"'Tis rough tonight!" said she, "stay at home and rest." And the next night she would persuade him again, with another excuse. She took care not to suggest that he should give up the sea entirely; Sören was stubborn and proud. Could she only keep him at home from time to time, the question would soon be decided by his partners.

So Sören remained at home first one day and then another; Maren said that he was ill. He fell easily into the trap, and when this had gone on for some little time, his partners got tired of it, and forced him to sell his part of the boat and implements. Now that he was driven to remain at home, he grumbled and scolded, but settled down to it after a while. He busied himself with odd jobs, patched oilskins and mended wooden shoes for the fishermen and became quite brisk again. Maren could feel the improvement, when he good-naturedly began to chaff her again as before.

He was happiest out on the downs, with Ditte holding his hand, looking after the sheep.
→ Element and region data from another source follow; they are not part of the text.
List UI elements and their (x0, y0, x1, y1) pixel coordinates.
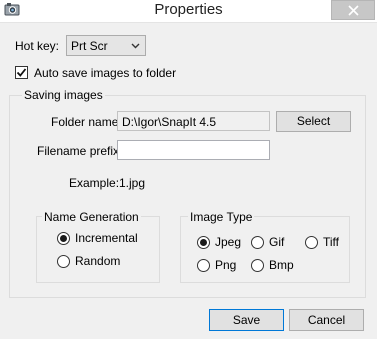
folder-name-value: D:\Igor\SnapIt 4.5 (122, 115, 217, 129)
folder-name-label: Folder name: (51, 115, 122, 129)
name-generation-group (36, 216, 160, 283)
cancel-button[interactable]: Cancel (289, 309, 364, 331)
filename-prefix-label: Filename prefix: (37, 144, 123, 158)
filename-prefix-input[interactable] (117, 140, 270, 160)
radio-incremental[interactable] (57, 232, 70, 245)
checkmark-icon (16, 68, 27, 77)
select-folder-button[interactable]: Select (276, 111, 351, 132)
image-type-group (180, 216, 350, 283)
save-button[interactable]: Save (209, 309, 284, 331)
close-icon (348, 5, 359, 16)
radio-random[interactable] (57, 255, 70, 268)
hotkey-value: Prt Scr (71, 39, 108, 53)
radio-gif[interactable] (251, 236, 264, 249)
radio-png[interactable] (197, 259, 210, 272)
chevron-down-icon (131, 43, 140, 49)
radio-tiff[interactable] (305, 236, 318, 249)
bmp-label[interactable]: Bmp (269, 258, 294, 272)
jpeg-label[interactable]: Jpeg (215, 235, 241, 249)
autosave-checkbox[interactable] (15, 66, 28, 79)
saving-images-legend: Saving images (22, 88, 105, 102)
folder-name-field: D:\Igor\SnapIt 4.5 (117, 111, 270, 131)
png-label[interactable]: Png (215, 258, 236, 272)
incremental-label[interactable]: Incremental (75, 231, 138, 245)
radio-jpeg[interactable] (197, 236, 210, 249)
image-type-legend: Image Type (188, 210, 255, 224)
radio-bmp[interactable] (251, 259, 264, 272)
close-button[interactable] (331, 0, 375, 20)
hotkey-label: Hot key: (15, 39, 60, 53)
radio-dot (60, 235, 67, 242)
window-title: Properties (154, 1, 223, 18)
gif-label[interactable]: Gif (269, 235, 284, 249)
name-generation-legend: Name Generation (42, 210, 141, 224)
example-label: Example: (69, 176, 120, 190)
radio-dot (200, 239, 207, 246)
example-value: 1.jpg (119, 176, 146, 190)
tiff-label[interactable]: Tiff (323, 235, 339, 249)
title-bar: Properties (0, 0, 377, 22)
autosave-label[interactable]: Auto save images to folder (34, 66, 176, 80)
hotkey-select[interactable]: Prt Scr (66, 35, 146, 56)
random-label[interactable]: Random (75, 254, 120, 268)
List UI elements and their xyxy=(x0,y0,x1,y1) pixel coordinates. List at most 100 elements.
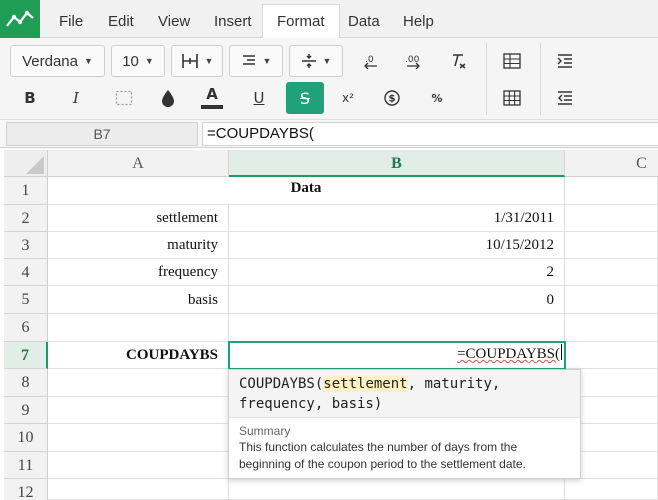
cell-a10[interactable] xyxy=(48,424,229,452)
fill-color-button[interactable] xyxy=(152,82,184,114)
cell-a2[interactable]: settlement xyxy=(48,205,229,232)
row-header-12[interactable]: 12 xyxy=(4,479,48,500)
cell-c5[interactable] xyxy=(565,286,658,314)
cell-a7[interactable]: COUPDAYBS xyxy=(48,342,229,369)
font-size-select[interactable]: 10 ▼ xyxy=(111,45,165,77)
cell-b1[interactable]: Data xyxy=(48,177,565,205)
menu-bar: File Edit View Insert Format Data Help xyxy=(0,0,658,39)
currency-button[interactable]: $ xyxy=(376,82,408,114)
outdent-button[interactable] xyxy=(549,82,581,114)
select-all-corner[interactable] xyxy=(4,150,48,177)
text-color-button[interactable]: A xyxy=(196,82,228,114)
cell-a3[interactable]: maturity xyxy=(48,232,229,259)
row-header-1[interactable]: 1 xyxy=(4,177,48,205)
row-header-10[interactable]: 10 xyxy=(4,424,48,452)
toolbar-separator xyxy=(540,43,541,115)
align-button[interactable]: ▼ xyxy=(229,45,283,77)
cell-b4[interactable]: 2 xyxy=(229,259,565,286)
text-cursor xyxy=(561,344,562,360)
strikethrough-button[interactable]: S xyxy=(286,82,324,114)
menu-insert[interactable]: Insert xyxy=(199,4,267,38)
row-header-6[interactable]: 6 xyxy=(4,314,48,342)
align-right-icon xyxy=(242,55,255,65)
increase-decimal-button[interactable]: .00 xyxy=(397,45,431,77)
cell-a6[interactable] xyxy=(48,314,229,342)
function-name: COUPDAYBS( xyxy=(239,376,324,392)
cell-name-box[interactable]: B7 xyxy=(6,122,198,146)
row-header-8[interactable]: 8 xyxy=(4,369,48,397)
dotted-border-icon xyxy=(115,90,133,106)
menu-data[interactable]: Data xyxy=(333,4,395,38)
cell-a8[interactable] xyxy=(48,369,229,397)
cell-c12[interactable] xyxy=(565,479,658,500)
menu-help[interactable]: Help xyxy=(388,4,449,38)
function-signature: COUPDAYBS(settlement, maturity, frequenc… xyxy=(229,370,580,418)
cell-a4[interactable]: frequency xyxy=(48,259,229,286)
indent-icon xyxy=(557,54,572,68)
borders-button[interactable]: ▼ xyxy=(171,45,223,77)
dollar-icon: $ xyxy=(384,90,400,106)
decrease-decimal-icon: .0 xyxy=(364,55,377,69)
table-grid-icon xyxy=(503,90,521,106)
cell-a9[interactable] xyxy=(48,397,229,424)
cell-c7[interactable] xyxy=(566,342,658,369)
cell-c6[interactable] xyxy=(565,314,658,342)
cell-c4[interactable] xyxy=(565,259,658,286)
clear-format-button[interactable] xyxy=(443,45,475,77)
table-borders-button[interactable] xyxy=(496,82,528,114)
borders-icon xyxy=(181,54,198,68)
cell-b12[interactable] xyxy=(229,479,565,500)
cell-c3[interactable] xyxy=(565,232,658,259)
argument-list-line2: frequency, basis) xyxy=(239,396,383,412)
cell-border-button[interactable] xyxy=(108,82,140,114)
toolbar-separator xyxy=(486,43,487,115)
app-logo[interactable] xyxy=(0,0,40,38)
cell-b6[interactable] xyxy=(229,314,565,342)
underline-button[interactable]: U xyxy=(243,82,275,114)
row-header-7[interactable]: 7 xyxy=(4,342,48,369)
increase-decimal-icon: .00 xyxy=(405,55,420,69)
cell-c1[interactable] xyxy=(565,177,658,205)
row-header-9[interactable]: 9 xyxy=(4,397,48,424)
percent-button[interactable]: % xyxy=(421,82,453,114)
indent-button[interactable] xyxy=(549,45,581,77)
toolbar: Verdana ▼ 10 ▼ ▼ ▼ ▼ .0 .00 B I A U S x² $ xyxy=(0,38,658,120)
app-logo-icon xyxy=(6,10,34,27)
chevron-down-icon: ▼ xyxy=(144,56,154,66)
clear-format-icon xyxy=(453,54,466,69)
menu-file[interactable]: File xyxy=(44,4,98,38)
cell-b3[interactable]: 10/15/2012 xyxy=(229,232,565,259)
chevron-down-icon: ▼ xyxy=(83,56,93,66)
current-argument: settlement xyxy=(323,376,408,392)
menu-edit[interactable]: Edit xyxy=(93,4,149,38)
row-header-3[interactable]: 3 xyxy=(4,232,48,259)
summary-title: Summary xyxy=(239,424,291,438)
column-header-b[interactable]: B xyxy=(229,150,565,177)
column-header-a[interactable]: A xyxy=(48,150,229,177)
row-header-4[interactable]: 4 xyxy=(4,259,48,286)
cell-c2[interactable] xyxy=(565,205,658,232)
outdent-icon xyxy=(558,91,572,105)
text-color-swatch xyxy=(201,105,223,109)
row-header-5[interactable]: 5 xyxy=(4,286,48,314)
cell-a11[interactable] xyxy=(48,452,229,479)
vertical-align-button[interactable]: ▼ xyxy=(289,45,343,77)
active-cell-b7[interactable]: =COUPDAYBS( xyxy=(228,341,566,370)
column-header-c[interactable]: C xyxy=(565,150,658,177)
menu-view[interactable]: View xyxy=(143,4,205,38)
cell-a5[interactable]: basis xyxy=(48,286,229,314)
cell-a12[interactable] xyxy=(48,479,229,500)
decrease-decimal-button[interactable]: .0 xyxy=(353,45,385,77)
bold-button[interactable]: B xyxy=(14,82,46,114)
svg-text:.0: .0 xyxy=(365,55,374,65)
row-header-11[interactable]: 11 xyxy=(4,452,48,479)
superscript-button[interactable]: x² xyxy=(332,82,364,114)
formula-input[interactable]: =COUPDAYBS( xyxy=(202,122,658,146)
cell-b5[interactable]: 0 xyxy=(229,286,565,314)
insert-table-button[interactable] xyxy=(496,45,528,77)
cell-b2[interactable]: 1/31/2011 xyxy=(229,205,565,232)
row-header-2[interactable]: 2 xyxy=(4,205,48,232)
menu-format[interactable]: Format xyxy=(262,4,340,39)
font-family-select[interactable]: Verdana ▼ xyxy=(10,45,105,77)
italic-button[interactable]: I xyxy=(60,82,92,114)
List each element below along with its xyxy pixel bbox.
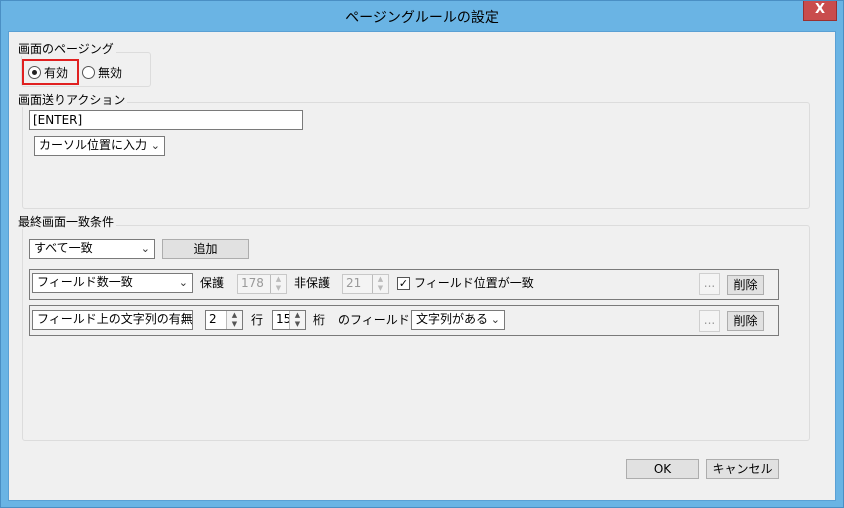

Sören could hardly do without the little one; when she was not holding his hand, he felt like a cripple without his staff. Was it not he whom she had chosen for her first smile, when but three weeks old! And when only four or five months old dropped her comforter and turned her head on hearing his tottering steps.

"'Tis all very well for you," said Maren half annoyed. "'Tis you she plays with, while I've the looking after and feeding of her; and that's another thing." But in her heart she did not grudge him first place with the little one; after all he was the man—and needed a little happiness.

There was no one who understood Ditte as did her grandfather. They two could entertain each other by the hour. They spoke about sheep and ships and trees, which Ditte did not like, because they stood and made the wind blow. Sören explained to her that it was God who made the wind blow—so that the fishermen need not toil with their oars so much. Trees on the contrary did no work at all and as a punishment God had chained them to the spot.

"What does God look like?" asked Ditte. The question staggered Sören. There he had lived a long life and always professed the religion taught him in childhood; at times when things looked dark, he had even called upon God; nevertheless, it had never occurred to him to consider what the good God really looked like. And here he was confounded by the words of a little child, exactly as in the Bible.

"God?" began Sören hesitating on the word, to gain time. "Well, He's both His hands full, He has. And even so it seems to us others, that at times He's taken more upon Himself than He can do—and that's what He looks like!"

And so Ditte was satisfied.

To begin with Sören talked most, and the child listened. But soon it was she who led the conversation, and the old man who listened entranced. Everything his girlie said was simply wonderful, and all of it worth repetition, if only he could remember it. Sören remembered a good deal, but was annoyed with himself when some of it escaped his memory.

"Never knew such a child," said he to Maren, when they came in from their walk. "She's different from our girls somehow."